第3 章 时间紧迫
(征和二年七月初三亥时初刻太子宫寝殿)
殿门在石德身后无声合拢,将他身上那股混杂着惊惶与算计的浊气隔绝在外。
寝殿内重归死寂,唯有青铜宫灯中的烛火不安地跳跃,将刘据的身影长长地投在冰冷光滑的青砖地上。
“殿下!”
张光和无且立刻从暗门闪出,如同两道融入阴影的利刃。
无且年轻的脸庞因激愤而涨红,声音压得极低却字字如刀。
“石德此人,其心叵测!
他看似献策,实则是要将殿下推入万劫不复的深渊!
诛杀江充?此乃授人以柄,坐实抗旨谋逆之罪的昏招!
此獠用心何其歹毒!”
张光虽沉稳如山,此刻眼神也凝重如铁,他抱拳沉声道:“无且所言,句句在理。
殿下,石德身为太子少傅,若真为殿下计,此刻应殚精竭虑思量如何向陛下剖白陈情,化解祸端!
而非怂恿殿下行此绝户险招,自绝于君父!
此等言语,绝非忠臣所应为!”
刘据(周稷)缓缓踱步,指尖无意识地划过身旁青铜灯柱上冰冷的饕餮纹饰。
指尖传来的凉意,与脑海中汹涌融合的记忆交织——张光,卫青大将军麾下悍将张次公之后,对卫氏、对太子忠心可昭日月。

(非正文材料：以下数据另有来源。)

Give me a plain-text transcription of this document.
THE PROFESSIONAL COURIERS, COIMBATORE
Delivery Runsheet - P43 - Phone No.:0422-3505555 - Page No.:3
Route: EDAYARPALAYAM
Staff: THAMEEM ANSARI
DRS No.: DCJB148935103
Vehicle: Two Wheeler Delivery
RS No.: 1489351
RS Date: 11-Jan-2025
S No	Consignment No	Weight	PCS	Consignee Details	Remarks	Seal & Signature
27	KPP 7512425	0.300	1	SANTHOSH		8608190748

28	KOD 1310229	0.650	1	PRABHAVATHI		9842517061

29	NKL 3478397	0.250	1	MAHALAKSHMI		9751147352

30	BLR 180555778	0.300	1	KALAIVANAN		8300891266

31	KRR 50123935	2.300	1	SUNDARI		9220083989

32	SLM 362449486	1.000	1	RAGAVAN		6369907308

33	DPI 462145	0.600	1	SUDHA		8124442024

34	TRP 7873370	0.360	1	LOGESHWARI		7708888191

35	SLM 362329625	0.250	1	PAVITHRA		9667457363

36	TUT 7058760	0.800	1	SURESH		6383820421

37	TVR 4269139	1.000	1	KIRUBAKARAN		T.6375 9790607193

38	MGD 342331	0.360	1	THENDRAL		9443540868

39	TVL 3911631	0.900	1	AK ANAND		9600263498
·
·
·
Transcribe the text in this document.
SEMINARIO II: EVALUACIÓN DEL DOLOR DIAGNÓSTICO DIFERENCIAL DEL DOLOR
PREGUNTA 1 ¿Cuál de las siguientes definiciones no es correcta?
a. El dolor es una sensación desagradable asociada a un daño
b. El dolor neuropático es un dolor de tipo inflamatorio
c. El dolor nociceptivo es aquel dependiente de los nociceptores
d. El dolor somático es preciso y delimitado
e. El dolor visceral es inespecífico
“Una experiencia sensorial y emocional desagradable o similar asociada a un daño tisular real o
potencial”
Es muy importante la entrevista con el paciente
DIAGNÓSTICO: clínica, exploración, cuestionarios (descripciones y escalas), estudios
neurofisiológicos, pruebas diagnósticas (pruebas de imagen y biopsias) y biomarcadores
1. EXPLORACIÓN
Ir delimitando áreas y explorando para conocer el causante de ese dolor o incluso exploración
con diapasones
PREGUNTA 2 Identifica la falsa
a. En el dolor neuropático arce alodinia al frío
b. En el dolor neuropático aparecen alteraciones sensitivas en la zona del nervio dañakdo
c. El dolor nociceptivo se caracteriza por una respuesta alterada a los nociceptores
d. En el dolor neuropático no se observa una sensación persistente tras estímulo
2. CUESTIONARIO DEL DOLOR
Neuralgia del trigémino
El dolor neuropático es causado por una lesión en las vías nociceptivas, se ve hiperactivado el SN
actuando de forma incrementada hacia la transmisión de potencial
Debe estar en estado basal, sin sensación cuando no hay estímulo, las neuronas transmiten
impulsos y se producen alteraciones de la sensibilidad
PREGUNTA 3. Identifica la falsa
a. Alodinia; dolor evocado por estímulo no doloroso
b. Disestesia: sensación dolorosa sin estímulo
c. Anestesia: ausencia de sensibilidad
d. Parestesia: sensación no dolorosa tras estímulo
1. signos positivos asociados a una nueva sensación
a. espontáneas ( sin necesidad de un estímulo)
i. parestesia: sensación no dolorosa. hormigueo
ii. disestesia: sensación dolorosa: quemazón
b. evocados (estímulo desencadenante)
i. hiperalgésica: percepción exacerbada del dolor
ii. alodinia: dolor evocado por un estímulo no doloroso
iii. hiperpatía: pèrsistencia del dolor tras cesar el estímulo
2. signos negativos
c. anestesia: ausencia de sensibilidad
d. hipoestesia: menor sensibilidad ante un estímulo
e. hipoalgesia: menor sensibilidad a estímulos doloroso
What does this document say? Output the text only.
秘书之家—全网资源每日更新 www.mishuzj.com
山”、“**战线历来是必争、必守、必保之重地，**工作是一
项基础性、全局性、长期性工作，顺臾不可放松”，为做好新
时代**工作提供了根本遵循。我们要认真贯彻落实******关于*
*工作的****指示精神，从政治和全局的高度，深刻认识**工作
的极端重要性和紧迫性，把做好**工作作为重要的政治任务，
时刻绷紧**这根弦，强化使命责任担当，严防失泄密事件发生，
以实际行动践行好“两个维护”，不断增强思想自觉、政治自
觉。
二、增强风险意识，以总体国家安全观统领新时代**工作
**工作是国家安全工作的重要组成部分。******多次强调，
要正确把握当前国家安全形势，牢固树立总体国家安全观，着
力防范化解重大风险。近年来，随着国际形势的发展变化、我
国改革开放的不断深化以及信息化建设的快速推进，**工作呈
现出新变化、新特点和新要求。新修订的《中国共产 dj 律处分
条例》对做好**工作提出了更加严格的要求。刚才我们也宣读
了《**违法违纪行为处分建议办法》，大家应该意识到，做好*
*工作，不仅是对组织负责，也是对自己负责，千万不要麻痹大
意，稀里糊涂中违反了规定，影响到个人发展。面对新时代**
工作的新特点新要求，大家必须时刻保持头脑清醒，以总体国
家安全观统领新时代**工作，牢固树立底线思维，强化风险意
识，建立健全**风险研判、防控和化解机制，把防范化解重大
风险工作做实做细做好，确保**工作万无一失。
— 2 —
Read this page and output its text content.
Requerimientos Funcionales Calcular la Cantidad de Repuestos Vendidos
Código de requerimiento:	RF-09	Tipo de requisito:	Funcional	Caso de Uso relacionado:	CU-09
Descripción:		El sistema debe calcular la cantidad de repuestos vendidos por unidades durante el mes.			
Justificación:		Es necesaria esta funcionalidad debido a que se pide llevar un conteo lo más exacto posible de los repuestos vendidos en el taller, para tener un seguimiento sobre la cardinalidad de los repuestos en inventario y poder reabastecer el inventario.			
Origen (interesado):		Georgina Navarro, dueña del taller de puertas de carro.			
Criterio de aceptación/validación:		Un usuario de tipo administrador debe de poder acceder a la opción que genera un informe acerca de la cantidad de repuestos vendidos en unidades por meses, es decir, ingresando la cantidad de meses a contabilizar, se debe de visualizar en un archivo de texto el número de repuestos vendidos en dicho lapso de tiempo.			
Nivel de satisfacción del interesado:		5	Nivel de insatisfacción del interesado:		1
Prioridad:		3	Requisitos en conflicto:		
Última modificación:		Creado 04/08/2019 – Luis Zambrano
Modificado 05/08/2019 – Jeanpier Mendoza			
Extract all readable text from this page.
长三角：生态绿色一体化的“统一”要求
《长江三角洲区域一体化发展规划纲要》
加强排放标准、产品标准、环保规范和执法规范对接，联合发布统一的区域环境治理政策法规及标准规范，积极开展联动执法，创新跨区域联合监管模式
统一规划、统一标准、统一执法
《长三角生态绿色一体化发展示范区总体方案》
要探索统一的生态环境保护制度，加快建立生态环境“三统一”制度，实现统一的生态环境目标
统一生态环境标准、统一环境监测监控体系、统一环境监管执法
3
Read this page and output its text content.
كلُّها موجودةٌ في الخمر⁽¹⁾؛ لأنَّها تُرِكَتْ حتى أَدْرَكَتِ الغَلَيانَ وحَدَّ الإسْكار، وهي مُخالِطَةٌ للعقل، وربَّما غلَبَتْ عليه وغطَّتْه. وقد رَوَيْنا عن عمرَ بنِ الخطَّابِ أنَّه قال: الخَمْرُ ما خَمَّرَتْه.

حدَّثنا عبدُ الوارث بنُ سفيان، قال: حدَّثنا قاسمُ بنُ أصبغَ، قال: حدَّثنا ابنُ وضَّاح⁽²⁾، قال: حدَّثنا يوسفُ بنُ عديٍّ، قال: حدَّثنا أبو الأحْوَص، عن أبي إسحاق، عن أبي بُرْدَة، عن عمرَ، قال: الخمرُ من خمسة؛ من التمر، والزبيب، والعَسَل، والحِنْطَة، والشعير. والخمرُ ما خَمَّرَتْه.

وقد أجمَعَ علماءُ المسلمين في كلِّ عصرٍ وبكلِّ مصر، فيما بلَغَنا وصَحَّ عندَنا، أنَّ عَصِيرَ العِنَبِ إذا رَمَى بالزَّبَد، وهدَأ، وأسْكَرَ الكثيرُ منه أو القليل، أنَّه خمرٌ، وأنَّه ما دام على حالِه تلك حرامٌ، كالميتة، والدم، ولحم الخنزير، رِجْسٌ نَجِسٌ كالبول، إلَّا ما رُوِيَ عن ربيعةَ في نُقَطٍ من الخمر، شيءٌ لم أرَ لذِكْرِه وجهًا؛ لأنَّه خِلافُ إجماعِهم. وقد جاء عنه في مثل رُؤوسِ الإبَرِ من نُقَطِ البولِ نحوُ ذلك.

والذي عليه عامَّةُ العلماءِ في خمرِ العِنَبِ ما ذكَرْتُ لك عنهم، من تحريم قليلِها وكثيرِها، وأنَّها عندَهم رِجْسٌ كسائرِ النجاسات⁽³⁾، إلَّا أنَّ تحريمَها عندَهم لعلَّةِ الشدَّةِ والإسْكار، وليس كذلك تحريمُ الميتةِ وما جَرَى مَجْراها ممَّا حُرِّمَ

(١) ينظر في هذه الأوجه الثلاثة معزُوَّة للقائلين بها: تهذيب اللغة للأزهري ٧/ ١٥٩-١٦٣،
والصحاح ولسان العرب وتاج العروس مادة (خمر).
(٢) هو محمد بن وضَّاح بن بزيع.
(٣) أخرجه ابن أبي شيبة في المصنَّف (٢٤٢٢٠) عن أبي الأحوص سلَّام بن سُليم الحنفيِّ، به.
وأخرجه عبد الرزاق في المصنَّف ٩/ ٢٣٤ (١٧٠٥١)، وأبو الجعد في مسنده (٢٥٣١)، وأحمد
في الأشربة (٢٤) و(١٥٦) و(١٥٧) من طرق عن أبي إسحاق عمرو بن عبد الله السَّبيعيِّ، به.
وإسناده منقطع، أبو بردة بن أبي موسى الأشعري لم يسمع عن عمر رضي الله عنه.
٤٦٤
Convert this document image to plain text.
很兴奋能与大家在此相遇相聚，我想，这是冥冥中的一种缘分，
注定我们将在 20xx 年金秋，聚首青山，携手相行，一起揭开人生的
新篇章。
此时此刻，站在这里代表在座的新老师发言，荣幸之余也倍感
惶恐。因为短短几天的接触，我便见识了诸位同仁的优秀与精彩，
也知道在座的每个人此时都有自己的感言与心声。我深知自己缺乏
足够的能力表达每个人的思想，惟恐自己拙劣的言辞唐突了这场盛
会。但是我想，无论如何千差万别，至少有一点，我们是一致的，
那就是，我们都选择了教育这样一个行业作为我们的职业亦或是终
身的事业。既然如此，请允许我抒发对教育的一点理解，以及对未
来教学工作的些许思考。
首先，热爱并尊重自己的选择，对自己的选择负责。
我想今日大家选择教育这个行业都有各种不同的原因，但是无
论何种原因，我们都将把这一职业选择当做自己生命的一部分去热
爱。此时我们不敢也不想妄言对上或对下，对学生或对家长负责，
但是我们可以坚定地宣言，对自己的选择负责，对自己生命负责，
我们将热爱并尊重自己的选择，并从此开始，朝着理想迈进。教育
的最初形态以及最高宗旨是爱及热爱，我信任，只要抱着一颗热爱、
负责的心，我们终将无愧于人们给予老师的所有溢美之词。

历史上正是他率东宫卫队与丞相刘屈氂血战长安长街,首至力竭;无且,这个看似不起眼的太子舍人,却有着超越生死的忠勇,是那个在绝望逃亡路上,拼死护卫刘据长子刘进的孤臣孽子,最终血染泉鸠里这份沉甸甸的信任与托付,让此刻的刘据心头滚烫又刺痛。
“你们所言,孤岂能不知?”
刘据开口,声音低沉而清晰,带着一种前所未有的冷静分析力,这与他记忆中太子刘据优柔寡断的气质截然不同,仿佛瞬间剥开了层层迷雾,首指人心。
“石德此人,首鼠两端,其心可诛!
他劝孤动手,无非是打着两头下注的算盘。
若孤侥幸功成,他便是首倡之功臣,加官进爵唾手可得;若孤事败身死,他第一个便会向父皇摇尾乞怜,告发孤的‘谋逆’,甚至借此邀功请赏,踩着孤的尸骨往上爬!”
张光和无且闻言,眼中皆露出震惊与释然交织的光芒。
殿下仿佛在一夜之间,褪去了往日的温吞与迟疑,那双深邃的眼眸中,闪烁着洞悉人心的锐利寒光!